Je hais les haies
Je hais les haies. Bien sûr, jadis elles furent utiles, humbles, pittoresques quand elles séparaient les champs avant le remembrement.
Haies de charmes, de prunelliers, d'aubépiniers, d'églantiers où s'emmêlaient les ronces, le lierre, les fleurs sauvages, haies de saules tronqués le long des rivières. Les oiseaux y nichaient, les perdrix y pondaient leurs œufs à l'abri des renards, martres, fouines afin de voir éclore les perdreaux de l'année.

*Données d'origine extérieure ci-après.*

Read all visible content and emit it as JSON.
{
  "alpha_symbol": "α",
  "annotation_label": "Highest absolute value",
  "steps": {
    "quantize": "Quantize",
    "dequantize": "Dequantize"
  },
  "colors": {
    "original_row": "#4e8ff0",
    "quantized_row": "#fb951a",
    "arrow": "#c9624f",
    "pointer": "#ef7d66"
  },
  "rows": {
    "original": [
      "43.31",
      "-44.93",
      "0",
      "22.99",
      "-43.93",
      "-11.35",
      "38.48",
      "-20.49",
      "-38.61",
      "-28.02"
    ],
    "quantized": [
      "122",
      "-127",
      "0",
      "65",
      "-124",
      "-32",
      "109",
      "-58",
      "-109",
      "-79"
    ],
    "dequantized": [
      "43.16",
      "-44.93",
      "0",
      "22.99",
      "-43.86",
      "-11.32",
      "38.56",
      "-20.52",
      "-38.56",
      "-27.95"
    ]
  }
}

Quand on oubliait de les tailler l'espace d'une saison, elles ombraient les chemins creux pour favoriser les ébats amoureux.
Ça, c'était les haies libres que j'aimais. Lorsqu'on vivait en trimardeur, on pouvait se coucher sur le matelas d'herbe qui les bordait, protégé du vent, les yeux fixés vers les étoiles, pour y dormir ensuite durant la nuit.
Mais la haie d'aujourd'hui, style Maisons et jardins, inutile, la haie d'apparat qui rogne les fusains, les lauriers du Caucase, les ifs, les thuyas simplement pour le plaisir de faire fonctionner son taille-haie électrique, je l'exècre. Pourquoi cette révolte soudaine ? Parce qu'un oiseau que je ne connais pas personnellement, sans doute le rouge-gorge venu à l'automne il y a quatre ans, où un merle, a chié la graine d'un troène qui s'est mis à germer tout seul dans un coin du jardin.
Grandet, je le laisse pousser comme un arbuste au lieu de le tailler et de le placer en rang avec d'autres infirmes. Et s'il s'agit d'un ligustrum vulgare, il a des chances d'atteindre cinq mètres avant moi.